FDP-Fraktionschef Rainer Brüderle hat die Liberalen aufgerufen, "stolz und selbstbewusst" um einen weiteren Regierungsauftrag bei den Deutschen zu werben. Die FDP-Minister seien das "Kompetenzzentrum der Bundesregierung", sagte Brüderle beim Bundesparteitag in Berlin. Er versprach einen temperamentvollen Wahlkampf, bei dem er die "erfahrene Sturmspitze" sein wolle: "Da brennt der Baum, das wird erfolgreich sein." Die FDP habe den Staat und auch den Koalitionspartner fit gemacht, nachdem die CDU/CSU in der großen Koalition "sozialdemokratischen Speck" angesetzt habe.

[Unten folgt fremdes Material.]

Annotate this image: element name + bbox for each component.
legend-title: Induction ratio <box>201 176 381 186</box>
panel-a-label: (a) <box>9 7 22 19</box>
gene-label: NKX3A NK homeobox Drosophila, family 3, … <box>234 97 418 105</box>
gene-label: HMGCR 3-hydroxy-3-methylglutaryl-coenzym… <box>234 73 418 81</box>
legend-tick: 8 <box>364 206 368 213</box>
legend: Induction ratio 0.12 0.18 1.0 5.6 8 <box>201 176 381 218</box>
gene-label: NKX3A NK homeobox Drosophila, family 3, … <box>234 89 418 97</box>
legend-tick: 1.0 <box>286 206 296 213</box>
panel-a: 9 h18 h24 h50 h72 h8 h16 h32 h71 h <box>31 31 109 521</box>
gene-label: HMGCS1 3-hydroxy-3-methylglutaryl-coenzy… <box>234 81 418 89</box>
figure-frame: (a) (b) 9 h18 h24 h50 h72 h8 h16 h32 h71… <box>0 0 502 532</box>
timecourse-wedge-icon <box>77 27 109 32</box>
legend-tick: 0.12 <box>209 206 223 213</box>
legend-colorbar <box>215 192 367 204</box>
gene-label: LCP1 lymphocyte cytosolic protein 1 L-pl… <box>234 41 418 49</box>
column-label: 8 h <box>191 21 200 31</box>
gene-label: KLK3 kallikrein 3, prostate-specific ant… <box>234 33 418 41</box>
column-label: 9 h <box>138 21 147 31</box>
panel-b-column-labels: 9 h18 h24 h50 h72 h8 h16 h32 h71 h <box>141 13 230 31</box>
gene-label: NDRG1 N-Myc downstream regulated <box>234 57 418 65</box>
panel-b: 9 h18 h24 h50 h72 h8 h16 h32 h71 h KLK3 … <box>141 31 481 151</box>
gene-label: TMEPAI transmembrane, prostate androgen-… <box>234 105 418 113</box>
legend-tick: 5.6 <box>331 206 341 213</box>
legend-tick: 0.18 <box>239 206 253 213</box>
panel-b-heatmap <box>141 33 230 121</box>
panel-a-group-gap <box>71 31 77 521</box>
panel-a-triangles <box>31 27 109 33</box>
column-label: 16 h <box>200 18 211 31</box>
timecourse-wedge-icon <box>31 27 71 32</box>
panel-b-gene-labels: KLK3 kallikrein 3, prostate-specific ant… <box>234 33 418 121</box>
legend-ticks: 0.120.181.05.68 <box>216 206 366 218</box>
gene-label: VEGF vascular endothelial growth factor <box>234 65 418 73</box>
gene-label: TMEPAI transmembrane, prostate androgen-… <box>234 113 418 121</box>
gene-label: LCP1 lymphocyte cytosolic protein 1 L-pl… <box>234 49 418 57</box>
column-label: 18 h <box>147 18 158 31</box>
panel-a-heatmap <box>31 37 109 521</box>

Den Kanzlerkandidaten der SPD, Peer Steinbrück, nannte Brüderle eine "Fettnapfsuchmaschine", die für jeden Ausrutscher ein Zugeständnis an den linken Flügel der Sozialdemokraten machen müsse. Steinbrück renne herum wie ein "Sprachroboter" der Linken in der SPD. Er sei inzwischen von Parteichef Sigmar Gabriel auf marxistisches Gedankengut umprogrammiert worden und spreche von "Verelendung" in Deutschland.

Anzeige

Brüderle sprach die meiste Zeit in ruhigem Ton und steuerte erst zum Schluss seiner Rede auf einen explosiven Ausbruch zu: "Wir überlassen unser Land nicht diesen Fuzzis, diesen fehlprogrammierten Typen – auf in den Kampf!" Die Grünen wollten die Gesellschaft in einem Ökosozialismus "verregeln" und den Menschen vorschreiben, was sie essen und trinken sollten.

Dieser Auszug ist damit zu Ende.